“La farina della giara non si esaurirà e l’orcio dell’olio non diminuirà fino al giorno in cui il Signore manderà la pioggia sulla faccia della terra”. A prima vista, nella nostra condizione di terremotati, potremmo essere tentati di considerare tali parole come vuote o consolatorie. Mentre questa pagina biblica del Primo Testamento che racconta dell’incontro di Elia con una povera vedova contiene una speranza anche per noi in questa notte, mentre si avvicinano le 3.36.
Nel paese, dunque, regna la siccità. Ed è proprio in questo contesto arido e senza vita che viene invitato a restare Elia. Mentre sembrerebbe che la cosa migliore sarebbe di andare altrove. Ma le parole del Signore sono inequivocabili: “Alzati, va a Sarepta di Sidone; ecco, io ho là dato ordine a una vedova di sostenerti”. Ed Elia obbedisce, pur sapendo che è difficile che una donna, per di più vedova, possa aiutarlo. E, infatti, come arriva e incontra la donna le chiede una mano, ma si sente rispondere: “Non ho nulla di cotto, ma solo un pugno di farina nella giara e un po’ d’olio nell’orcio”. Ma Elia non si arrende e le dice subito: “Non temere… Prima però prepara una piccola focaccia per me”. Anzitutto: non aver paura! E poi la strana richiesta di una precedenza da dare all’altro: “Prima però…”. Si introduce così non una richiesta irricevibile, ma la… fiducia. Ed è questa la prova che non siamo disperati: quando, cioè, siamo capaci di fare qualcosa che “prima però” pensa ad altri rispetto a noi stessi. Questa è la strada per ritrovare la speranza e scommettere sul futuro. Lo dico stasera pensando soprattutto ai parenti delle vittime che sono orfani di una presenza che li ha impoveriti in modo irreversibile, come la vedova. E tuttavia, sono capaci di andare avanti nella vita di ogni giorno dando addirittura la precedenza ad altri. Questa grandezza d’animo è il segno di una speranza che non muore.
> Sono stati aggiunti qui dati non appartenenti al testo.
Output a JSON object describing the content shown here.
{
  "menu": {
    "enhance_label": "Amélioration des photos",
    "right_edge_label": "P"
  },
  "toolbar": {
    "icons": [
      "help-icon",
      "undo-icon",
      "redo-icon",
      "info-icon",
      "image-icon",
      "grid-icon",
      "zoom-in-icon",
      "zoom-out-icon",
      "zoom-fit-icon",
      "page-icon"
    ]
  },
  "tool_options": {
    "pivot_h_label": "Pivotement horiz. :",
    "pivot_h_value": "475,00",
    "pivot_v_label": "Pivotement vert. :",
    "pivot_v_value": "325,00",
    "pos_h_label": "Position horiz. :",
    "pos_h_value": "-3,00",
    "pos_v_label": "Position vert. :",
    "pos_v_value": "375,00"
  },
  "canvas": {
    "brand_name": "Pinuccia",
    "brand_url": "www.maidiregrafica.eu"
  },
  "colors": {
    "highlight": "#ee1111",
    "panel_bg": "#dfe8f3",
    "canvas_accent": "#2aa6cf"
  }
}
Allora comprendiamo le parole sferzanti di Gesù: “Beati, voi poveri… Beati voi che ora avete fame… Beati voi che ora piangete…Beati voi quando gli uomini vi odieranno…Ma guai a voi, ricchi… Guai, a voi, che ora siete sazi…Guai, a voi, che ora ridete…Guai a quando tutti gli uomini diranno bene di voi”. Non si tratta di un augurio per alcuni o di una maledizione per altri. Ma dell’assicurazione che anche la condizione ad oggi più compromessa può essere aperta al futuro. Mentre quella più garantita può essere esposta al fallimento. L’annuncio sotteso è che soltanto condividendo quello che si è e si ha sarà possibile capovolgere la realtà. Questa è anche la nostra preghiera a 4 anni dal terremoto: continuare a condividere i pesi gli uni degli altri. Allora accadrà l’impossibile: “La farina della giara non si esaurirà e l’orcio dell’olio non diminuirà”.